I wonder if Ben Bernanke will ask for do overs on the FOMC meeting yesterday. Whatever reaction he expected from the inaction and statement of continuing belief in the future moderation of inflation (a belief that at this point is akin to the belief in unicorns) I'm guessing it wasn't a near 400 point sell off in the stock market, a dollar mugging, a $30+ spike in gold and a record close in the price of crude. And I wonder if Richard Fisher is telling his fellow FOMCers I told you so today. Fisher dissented for a hike in rates, apparently the sole remaining sane member of the panel.
The stock market is going down for a variety of reasons, from idiotic talk about banning speculation in oil markets (don't the morons in Congress know that oil speculators can short oil too?) to the never ending list of taxes Obama plans to raise, but the Fed head in the sand routine about the dollar and inflation just pushed things over the edge today. Public policy, whether from the coin clippers at the Fed or the do anything to get re-elected reconstituted populists of Congress, has I think reached a nadir of superficiality.
Would it really make any difference whatsoever to the economy if the Fed funds rate were 2.25% rather than 2%? While they certainly don't need any help in their never ending search for bankruptcy court, I suspect the banks would have weathered the storm of a symbolic hike in rates. They aren't lending anyway; what difference does it make?
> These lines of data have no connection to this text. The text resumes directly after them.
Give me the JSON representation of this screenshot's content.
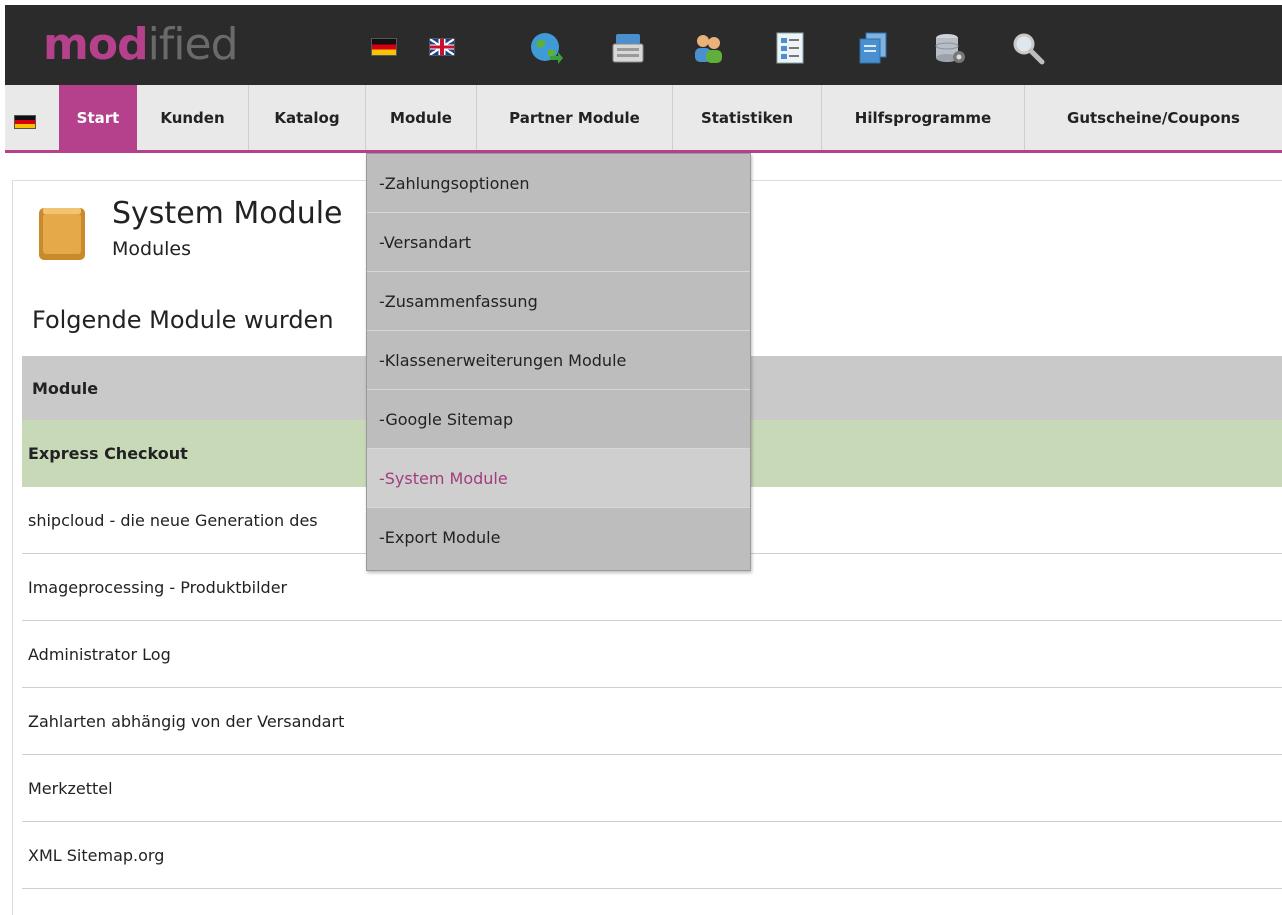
{
  "logo": {
    "part_a": "mod",
    "part_b": "ified"
  },
  "topbar": {
    "icons": [
      "german-flag-icon",
      "uk-flag-icon",
      "globe-icon",
      "cash-register-icon",
      "users-icon",
      "form-icon",
      "documents-icon",
      "database-settings-icon",
      "search-icon"
    ]
  },
  "nav": {
    "items": [
      {
        "label": "Start"
      },
      {
        "label": "Kunden"
      },
      {
        "label": "Katalog"
      },
      {
        "label": "Module"
      },
      {
        "label": "Partner Module"
      },
      {
        "label": "Statistiken"
      },
      {
        "label": "Hilfsprogramme"
      },
      {
        "label": "Gutscheine/Coupons"
      }
    ]
  },
  "page": {
    "title": "System Module",
    "subtitle": "Modules",
    "notice": "Folgende Module wurden"
  },
  "table": {
    "header": "Module",
    "selected": "Express Checkout",
    "rows": [
      "shipcloud - die neue Generation des",
      "Imageprocessing - Produktbilder",
      "Administrator Log",
      "Zahlarten abhängig von der Versandart",
      "Merkzettel",
      "XML Sitemap.org"
    ]
  },
  "dropdown": {
    "items": [
      "-Zahlungsoptionen",
      "-Versandart",
      "-Zusammenfassung",
      "-Klassenerweiterungen Module",
      "-Google Sitemap",
      "-System Module",
      "-Export Module"
    ]
  },
  "colors": {
    "brand": "#b5408c",
    "topbar": "#2b2b2b",
    "selected_row": "#c8d9b8"
  }
}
The Fed had an opportunity to lend actual support to the dollar rather than the empty rhetoric of the Ben and Hank show and they blew it. A symbolic rate hike and some timely intervention in the currency market could have done wonders for the dollar with the added benefit of deflating the oil bubble. It was so obvious that like the bugaloo, it plumb evaded them (to quote that other famous Buffet, Jimmy).
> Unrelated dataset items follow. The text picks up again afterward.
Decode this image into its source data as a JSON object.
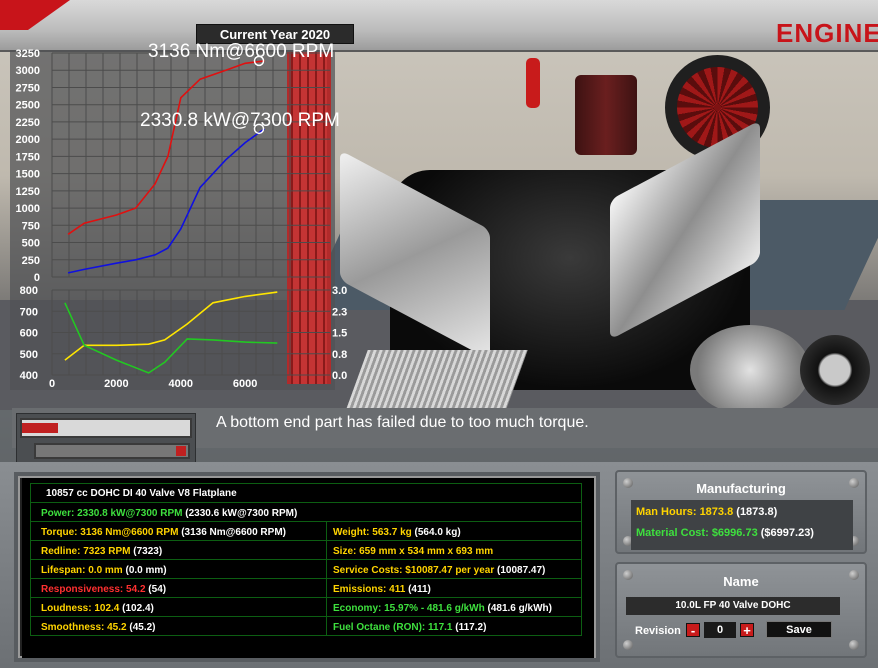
{
  "header": {
    "current_year": "Current Year 2020",
    "title": "ENGINE D"
  },
  "chart_data": [
    {
      "type": "line",
      "title": "",
      "x": [
        500,
        1000,
        2000,
        2600,
        3200,
        3600,
        4000,
        4600,
        5400,
        6000,
        6600
      ],
      "series": [
        {
          "name": "Torque",
          "color": "#e01010",
          "values": [
            620,
            780,
            900,
            1000,
            1350,
            1750,
            2600,
            2870,
            3000,
            3100,
            3136
          ]
        },
        {
          "name": "Power",
          "color": "#1010e0",
          "values": [
            60,
            110,
            200,
            250,
            320,
            420,
            700,
            1300,
            1700,
            1950,
            2150
          ]
        }
      ],
      "y_ticks": [
        "3250",
        "3000",
        "2750",
        "2500",
        "2250",
        "2000",
        "1750",
        "1500",
        "1250",
        "1000",
        "750",
        "500",
        "250",
        "0"
      ],
      "ylim": [
        0,
        3250
      ],
      "annotations": [
        "3136 Nm@6600 RPM",
        "2330.8 kW@7300 RPM"
      ],
      "grid": true
    },
    {
      "type": "line",
      "title": "",
      "x": [
        400,
        1000,
        2000,
        3000,
        3500,
        4200,
        5000,
        6000,
        7000
      ],
      "series": [
        {
          "name": "Yellow",
          "color": "#ffe600",
          "values": [
            470,
            540,
            540,
            545,
            565,
            640,
            740,
            770,
            790
          ]
        },
        {
          "name": "Green",
          "color": "#22c822",
          "values": [
            740,
            540,
            470,
            410,
            460,
            570,
            565,
            555,
            550
          ]
        }
      ],
      "y_ticks_left": [
        "800",
        "700",
        "600",
        "500",
        "400"
      ],
      "y_ticks_right": [
        "3.0",
        "2.3",
        "1.5",
        "0.8",
        "0.0"
      ],
      "x_ticks": [
        "0",
        "2000",
        "4000",
        "6000"
      ],
      "ylim": [
        400,
        800
      ],
      "grid": true
    }
  ],
  "message": "A bottom end part has failed due to too much torque.",
  "stats": {
    "heading": "10857 cc DOHC DI 40 Valve V8 Flatplane",
    "rows": [
      {
        "label": "Power:",
        "value": "2330.8 kW@7300 RPM",
        "extra": "(2330.6 kW@7300 RPM)",
        "color": "green"
      },
      {
        "label": "Torque:",
        "value": "3136 Nm@6600 RPM",
        "extra": "(3136 Nm@6600 RPM)",
        "color": "yellow"
      },
      {
        "label": "Redline:",
        "value": "7323 RPM",
        "extra": "(7323)",
        "color": "yellow"
      },
      {
        "label": "Lifespan:",
        "value": "0.0 mm",
        "extra": "(0.0 mm)",
        "color": "yellow"
      },
      {
        "label": "Responsiveness:",
        "value": "54.2",
        "extra": "(54)",
        "color": "red"
      },
      {
        "label": "Loudness:",
        "value": "102.4",
        "extra": "(102.4)",
        "color": "yellow"
      },
      {
        "label": "Smoothness:",
        "value": "45.2",
        "extra": "(45.2)",
        "color": "yellow"
      }
    ],
    "rows_right": [
      {
        "label": "Weight:",
        "value": "563.7 kg",
        "extra": "(564.0 kg)",
        "color": "yellow"
      },
      {
        "label": "Size:",
        "value": "659 mm x 534 mm x 693 mm",
        "extra": "",
        "color": "yellow"
      },
      {
        "label": "Service Costs:",
        "value": "$10087.47 per year",
        "extra": "(10087.47)",
        "color": "yellow"
      },
      {
        "label": "Emissions:",
        "value": "411",
        "extra": "(411)",
        "color": "yellow"
      },
      {
        "label": "Economy:",
        "value": "15.97% - 481.6 g/kWh",
        "extra": "(481.6 g/kWh)",
        "color": "green"
      },
      {
        "label": "Fuel Octane (RON):",
        "value": "117.1",
        "extra": "(117.2)",
        "color": "green"
      }
    ]
  },
  "manufacturing": {
    "title": "Manufacturing",
    "man_hours_label": "Man Hours:",
    "man_hours_value": "1873.8",
    "man_hours_extra": "(1873.8)",
    "material_label": "Material Cost:",
    "material_value": "$6996.73",
    "material_extra": "($6997.23)"
  },
  "name_panel": {
    "title": "Name",
    "engine_name": "10.0L FP 40 Valve DOHC",
    "revision_label": "Revision",
    "revision_value": "0",
    "minus": "-",
    "plus": "+",
    "save_label": "Save"
  },
  "colors": {
    "accent_red": "#c8141a",
    "label_yellow": "#ffd400",
    "label_green": "#3ee03e",
    "label_red": "#ff3030"
  }
}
So what now? Has the Fed ever convened an emergency meeting to raise interest rates? The next meeting isn't until August and at the current rate of rise, oil will be more precious than a room full of babies and puppies by then. In a recent commentary I said if the price of oil didn't fall soon, I'd have to change my outlook for the economy. That point is rapidly approaching. The sad thing is it didn't have to be this way. The economy is not great but the market is working as it should. Housing prices are falling back to reality and while it's not a good time to be in the mortgage business, the rest of the economy is still chugging, if a few cylinders shy of a V-8. Letting the housing correction run its course would have been painful but a lot less damaging than this hair of the dog treatment that the Fed has administered.
Bernanke has managed to find the inverse sweet spot of the economy - too much inflation and not enough growth. Congress has blamed everyone from oil companies to speculators (and the newly discovered "index" speculators) to the tooth fairy for high oil prices while the architect of this economic conflagration fiddles away with interest rates 2% below the vastly understated official inflation rate. A mirror might also be a useful tool in Congress' investigative tool box. The price of oil will not be reduced by continuing a 27 year concerted effort not to find any more. Paying farmers to convert tortillas to gas is having the predictable effect on tortilla prices too.
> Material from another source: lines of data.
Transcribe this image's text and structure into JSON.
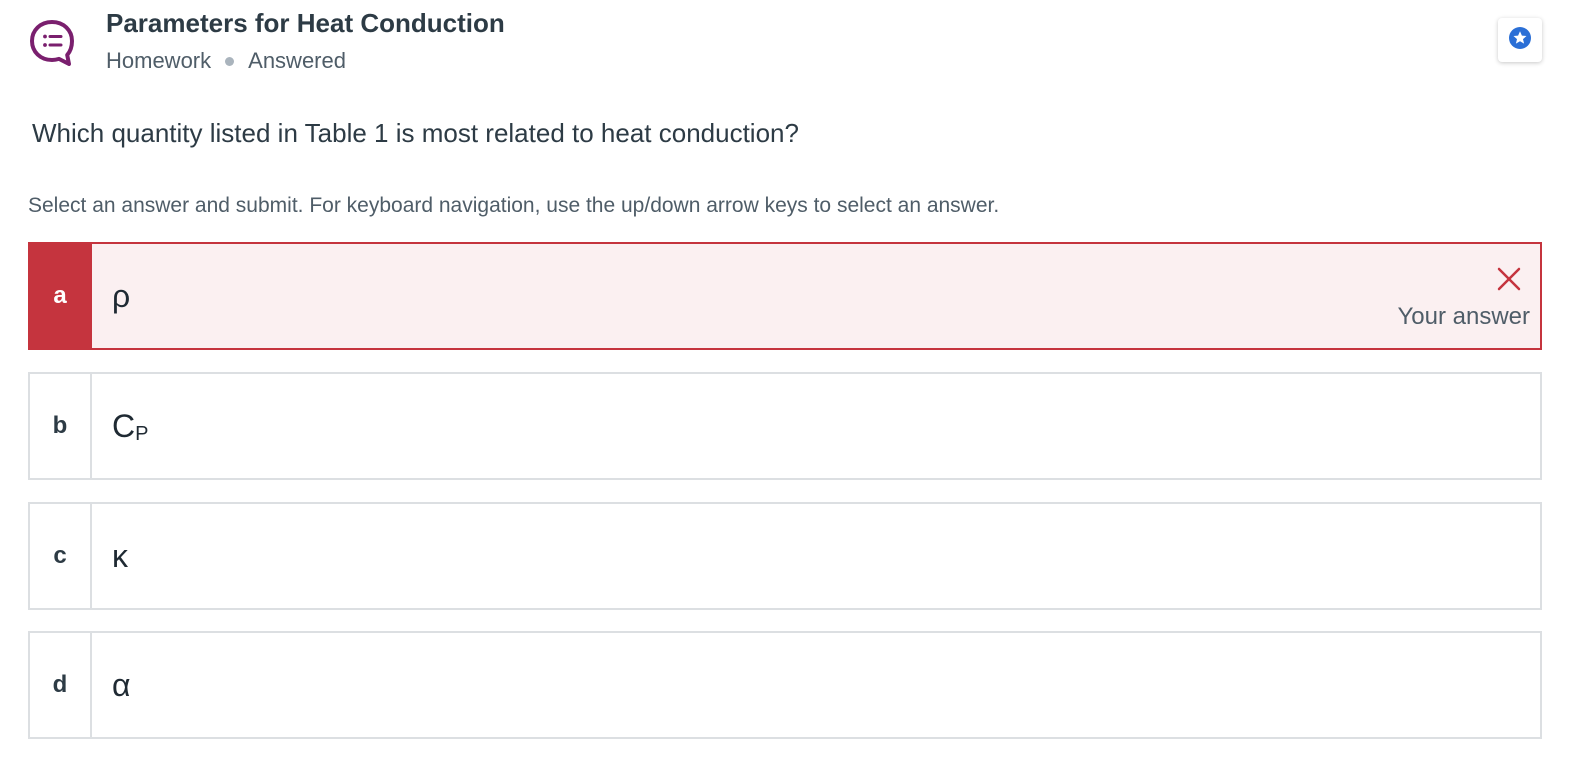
{
  "header": {
    "title": "Parameters for Heat Conduction",
    "type": "Homework",
    "status": "Answered",
    "question_icon": "question-bubble-icon",
    "favorite_icon": "star-icon"
  },
  "question": {
    "text": "Which quantity listed in Table 1 is most related to heat conduction?",
    "instructions": "Select an answer and submit. For keyboard navigation, use the up/down arrow keys to select an answer."
  },
  "options": [
    {
      "letter": "a",
      "value": "ρ",
      "state": "incorrect",
      "feedback_label": "Your answer"
    },
    {
      "letter": "b",
      "value": "C",
      "subscript": "P",
      "state": "none"
    },
    {
      "letter": "c",
      "value": "κ",
      "state": "none"
    },
    {
      "letter": "d",
      "value": "α",
      "state": "none"
    }
  ],
  "colors": {
    "incorrect": "#c5343e",
    "incorrect_bg": "#fbf0f1",
    "icon_purple": "#7a1f6e",
    "star_blue": "#2b6fd6"
  }
}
Senator Obama called for a new "stimulus" package today and while I never want to discourage a politician from sending my money back, this economy will not be healed by another trip to the mall. The Fed cannot manufacture a recovery by manipulating the interest rate lever when consumers don't want to borrow and banks don't want to lend. If cheap credit isn't the answer to a problem caused by cheap credit, maybe, just maybe we should try something else. If you're in a hole the size of the Grand Canyon, for the love of God, stop digging and start filling.